Vatican museums and shops have been unable to accept credit or debit card payments since Jan. 1, after the Bank of Italy prevented Deutsche Bank from providing the service due to concerns about financial oversight in the city-state, sources familiar with the matter told CNNMoney.
The world's smallest state is home to the Pope and such popular tourist sites as St. Peter's Basilica and the Sistine Chapel, attracting some 5 million visitors per year.
The Vatican has taken several steps in recent years to improve its record on banking supervision. But a report last year by Moneyval -- an independent group of European experts -- found it was still falling short of international standards to tackle money laundering and other financial crimes.
The Vatican said in a statement that an agreement with one of its contractors was about to expire. It was talking with other service providers and the interruption of service "should be short." Neither Deutsche Bank nor the Bank of Italy issued statements.
Deutsche Bank's Italian arm had run the payments system since 1997. It was told in 2010 by the Bank of Italy that it needed authorization, which it duly sought. The request triggered an in-depth assessment of the Vatican's banking regulation by the Bank of Italy, the sources said.

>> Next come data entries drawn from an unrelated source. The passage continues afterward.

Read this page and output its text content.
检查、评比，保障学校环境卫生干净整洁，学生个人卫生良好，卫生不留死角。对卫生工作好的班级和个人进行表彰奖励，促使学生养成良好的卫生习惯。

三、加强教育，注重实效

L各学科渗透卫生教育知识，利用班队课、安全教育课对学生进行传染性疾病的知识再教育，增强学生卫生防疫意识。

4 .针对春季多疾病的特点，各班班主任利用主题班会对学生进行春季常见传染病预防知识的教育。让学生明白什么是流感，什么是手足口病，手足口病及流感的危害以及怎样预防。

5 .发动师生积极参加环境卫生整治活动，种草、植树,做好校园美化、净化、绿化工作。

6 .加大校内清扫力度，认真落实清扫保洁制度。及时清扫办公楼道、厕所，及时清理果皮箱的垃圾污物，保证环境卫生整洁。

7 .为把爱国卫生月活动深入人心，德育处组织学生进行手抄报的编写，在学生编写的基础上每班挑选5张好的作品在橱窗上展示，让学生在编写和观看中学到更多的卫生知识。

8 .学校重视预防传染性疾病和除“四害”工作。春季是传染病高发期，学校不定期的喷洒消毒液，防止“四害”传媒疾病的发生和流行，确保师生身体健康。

The review by the central bank revealed similar concerns to the Moneyval report, and as a consequence Deutsche Bank was told in December it would not receive permission to continue arranging payments, the sources said.
Any bank with operations in Italy would run into the same problem, they added.
Vatican Museums apologized on its website for the inconvenience caused. Tickets can still be bought online using a credit or debit card, but that service will also be suspended beginning Jan. 15.